Ausbildung von Lehrern

Koalition will „Schools of Education“ schaffen

Innenpolitik
21.02.2026 21:06
Porträt von krone.at
Von krone.at

Im Regierungsprogramm der schwarz-rot-pinken Koalition sind „Schools of Education“ als vages Ziel genannt. Laut dem Bildungsministerium soll ab dem Frühling daran gearbeitet werden, die Ausbildung künftiger Lehrkräfte neu zu gestalten. Bei den Pädagogischen Hochschulen (PH) und der Österreichischen Hochschüler_innenschaft (ÖH) sorgt das für Kritik.

Das Konzept sieht vor, dass die Universitäten „Schools of Education“ einrichten und dort jenes PH-Personal übernehmen, das bereits bisher in den gemeinsam angebotenen Lehramtsstudien tätig ist. Gebäude und Infrastruktur der derzeitigen Pädagogischen Hochschulen sollen weiter genutzt werden. Die Universitätenkonferenz teilte mit, dass dieses Modell die Ausbildung von Lehrkräften günstiger mache und die Personalplanung und Abstimmung der Studienpläne verbessere. Neue wissenschaftliche Erkenntnisse und technologische Fortschritte würden „möglichst ohne Zeitverzögerung“ in den Schulen ankommen.

Laut dem Plan der Regierung sollen die Universitäten schrittweise die komplette Ausbildung von Lehrkräften von Pädagogischen Hochschulen übernehmen. Davon sind auch Fort- und Weiterbildungen umfasst. 

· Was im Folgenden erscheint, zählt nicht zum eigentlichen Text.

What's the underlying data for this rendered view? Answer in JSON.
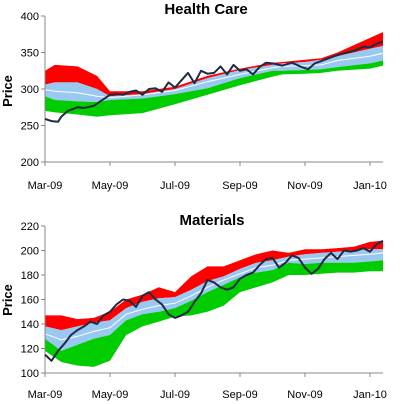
{
  "chart_data": [
    {
      "type": "area",
      "title": "Health Care",
      "xlabel": "",
      "ylabel": "Price",
      "ylim": [
        200,
        400
      ],
      "yticks": [
        "200",
        "250",
        "300",
        "350",
        "400"
      ],
      "xticks": [
        "Mar-09",
        "May-09",
        "Jul-09",
        "Sep-09",
        "Nov-09",
        "Jan-10"
      ],
      "x_positions": [
        0,
        2,
        4,
        6,
        8,
        10
      ],
      "band_x": [
        0,
        0.3,
        1,
        1.6,
        2,
        3,
        4,
        5,
        6,
        7,
        7.3,
        8,
        8.5,
        9,
        10,
        10.4
      ],
      "bands": {
        "green_low": [
          270,
          268,
          265,
          262,
          264,
          267,
          279,
          292,
          305,
          317,
          320,
          321,
          322,
          325,
          328,
          332
        ],
        "blue_low": [
          290,
          285,
          283,
          282,
          285,
          287,
          293,
          301,
          315,
          325,
          325,
          326,
          327,
          330,
          335,
          339
        ],
        "blue_high": [
          306,
          309,
          309,
          300,
          290,
          293,
          300,
          315,
          326,
          333,
          335,
          337,
          340,
          345,
          355,
          359
        ],
        "red_high": [
          325,
          333,
          331,
          318,
          297,
          297,
          303,
          318,
          328,
          336,
          337,
          340,
          342,
          350,
          370,
          378
        ],
        "mid": [
          299,
          297,
          295,
          290,
          288,
          292,
          298,
          310,
          320,
          329,
          331,
          332,
          333,
          339,
          345,
          349
        ]
      },
      "series": [
        {
          "x": [
            0,
            0.2,
            0.4,
            0.5,
            0.7,
            1,
            1.2,
            1.5,
            1.8,
            2,
            2.2,
            2.4,
            2.6,
            2.8,
            3,
            3.2,
            3.4,
            3.6,
            3.8,
            4,
            4.2,
            4.4,
            4.6,
            4.8,
            5,
            5.2,
            5.4,
            5.6,
            5.8,
            6,
            6.2,
            6.4,
            6.6,
            6.8,
            7,
            7.3,
            7.6,
            7.9,
            8.1,
            8.3,
            8.6,
            8.9,
            9.2,
            9.5,
            9.8,
            10,
            10.2,
            10.4
          ],
          "y": [
            259,
            256,
            255,
            262,
            270,
            275,
            274,
            277,
            286,
            292,
            293,
            292,
            296,
            298,
            292,
            300,
            301,
            296,
            309,
            302,
            312,
            322,
            308,
            325,
            321,
            322,
            331,
            320,
            333,
            325,
            327,
            320,
            330,
            336,
            335,
            332,
            336,
            330,
            327,
            335,
            340,
            345,
            349,
            352,
            358,
            357,
            362,
            365
          ]
        }
      ],
      "colors": {
        "red": "#ff0000",
        "blue": "#99c8f0",
        "green": "#00cc00",
        "mid": "#ffffff",
        "price": "#1f2a44"
      }
    },
    {
      "type": "area",
      "title": "Materials",
      "xlabel": "",
      "ylabel": "Price",
      "ylim": [
        100,
        220
      ],
      "yticks": [
        "100",
        "120",
        "140",
        "160",
        "180",
        "200",
        "220"
      ],
      "xticks": [
        "Mar-09",
        "May-09",
        "Jul-09",
        "Sep-09",
        "Nov-09",
        "Jan-10"
      ],
      "x_positions": [
        0,
        2,
        4,
        6,
        8,
        10
      ],
      "band_x": [
        0,
        0.5,
        1,
        1.5,
        2,
        2.5,
        3,
        3.5,
        4,
        4.5,
        5,
        5.5,
        6,
        6.5,
        7,
        7.5,
        8,
        8.5,
        9,
        9.5,
        10,
        10.4
      ],
      "bands": {
        "green_low": [
          118,
          109,
          106,
          105,
          110,
          131,
          138,
          142,
          146,
          147,
          150,
          155,
          166,
          170,
          174,
          180,
          180,
          181,
          182,
          182,
          183,
          183
        ],
        "blue_low": [
          128,
          118,
          123,
          128,
          131,
          143,
          148,
          150,
          153,
          159,
          166,
          172,
          178,
          182,
          184,
          190,
          189,
          190,
          190,
          190,
          191,
          192
        ],
        "blue_high": [
          138,
          135,
          138,
          141,
          143,
          153,
          158,
          161,
          162,
          168,
          175,
          179,
          185,
          190,
          192,
          195,
          197,
          198,
          199,
          200,
          201,
          201
        ],
        "red_high": [
          147,
          147,
          144,
          145,
          150,
          160,
          164,
          170,
          166,
          179,
          187,
          187,
          192,
          197,
          200,
          198,
          201,
          201,
          202,
          203,
          207,
          208
        ],
        "mid": [
          132,
          127,
          130,
          134,
          137,
          148,
          152,
          155,
          157,
          163,
          170,
          176,
          181,
          186,
          188,
          192,
          193,
          194,
          195,
          196,
          197,
          198
        ]
      },
      "series": [
        {
          "x": [
            0,
            0.2,
            0.4,
            0.6,
            0.8,
            1,
            1.2,
            1.4,
            1.6,
            1.8,
            2,
            2.2,
            2.4,
            2.6,
            2.8,
            3,
            3.2,
            3.4,
            3.6,
            3.8,
            4,
            4.2,
            4.4,
            4.6,
            4.8,
            5,
            5.2,
            5.4,
            5.6,
            5.8,
            6,
            6.2,
            6.4,
            6.6,
            6.8,
            7,
            7.2,
            7.4,
            7.6,
            7.8,
            8,
            8.2,
            8.4,
            8.6,
            8.8,
            9,
            9.2,
            9.4,
            9.6,
            9.8,
            10,
            10.2,
            10.4
          ],
          "y": [
            115,
            110,
            118,
            124,
            131,
            135,
            138,
            142,
            140,
            147,
            150,
            156,
            160,
            159,
            154,
            163,
            166,
            160,
            156,
            148,
            145,
            147,
            150,
            158,
            165,
            176,
            174,
            170,
            168,
            170,
            177,
            180,
            182,
            188,
            193,
            194,
            186,
            190,
            196,
            194,
            186,
            181,
            185,
            193,
            198,
            193,
            200,
            199,
            200,
            202,
            199,
            205,
            208
          ]
        }
      ],
      "colors": {
        "red": "#ff0000",
        "blue": "#99c8f0",
        "green": "#00cc00",
        "mid": "#ffffff",
        "price": "#1f2a44"
      }
    }
  ]
}
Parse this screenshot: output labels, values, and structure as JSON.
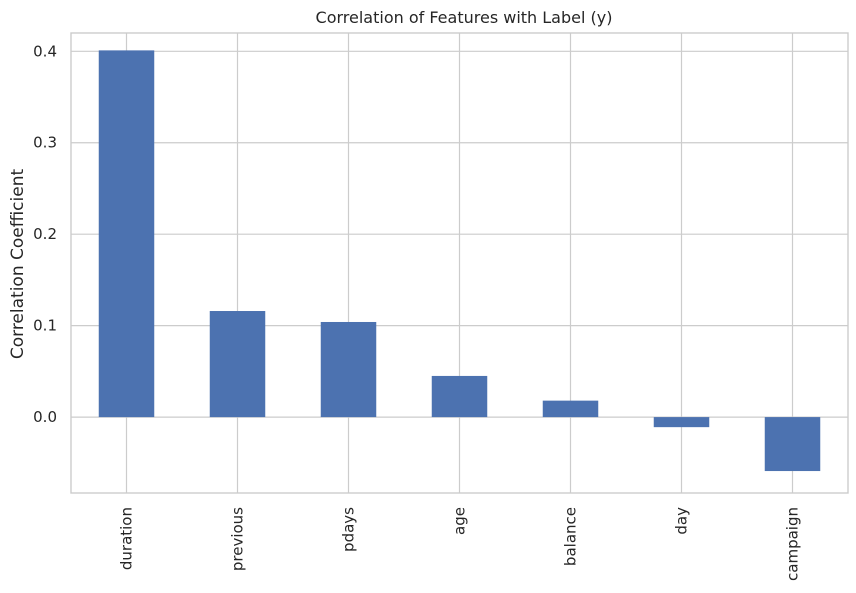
{
  "chart_data": {
    "type": "bar",
    "title": "Correlation of Features with Label (y)",
    "xlabel": "",
    "ylabel": "Correlation Coefficient",
    "categories": [
      "duration",
      "previous",
      "pdays",
      "age",
      "balance",
      "day",
      "campaign"
    ],
    "values": [
      0.401,
      0.116,
      0.104,
      0.045,
      0.018,
      -0.011,
      -0.059
    ],
    "ylim": [
      -0.083,
      0.42
    ],
    "yticks": [
      0.0,
      0.1,
      0.2,
      0.3,
      0.4
    ],
    "ytick_labels": [
      "0.0",
      "0.1",
      "0.2",
      "0.3",
      "0.4"
    ],
    "grid": true,
    "bar_color": "#4c72b0",
    "grid_color": "#cccccc"
  }
}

So wird die Arbeit aktuell aufgeteilt
Die PH-Rektorenkonferenz zeigt sich gegenüber den Plänen kritisch: Ohne PHs fehle der nötige Praxisbezug, hieß es am Freitag. Derzeit sind Universitäten nur für allgemeinbildende Fächer der Sekundarstufe zuständig, und das gemeinsam mit den PHs. Die Ausbildung von Lehrkräften für die Volksschule, berufsbildende Fächer, Fort- und Weiterbildung sind wiederum Aufgaben der Pädagogischen Hochschulen. Es spreche nichts gegen eine Weiterentwicklung der Lehramtsausbildung, dazu brauche es aber ein „partnerschaftliches Miteinander“, sagte die Vorsitzende der PH-Rektorenkonferenz, Beatrix Karl.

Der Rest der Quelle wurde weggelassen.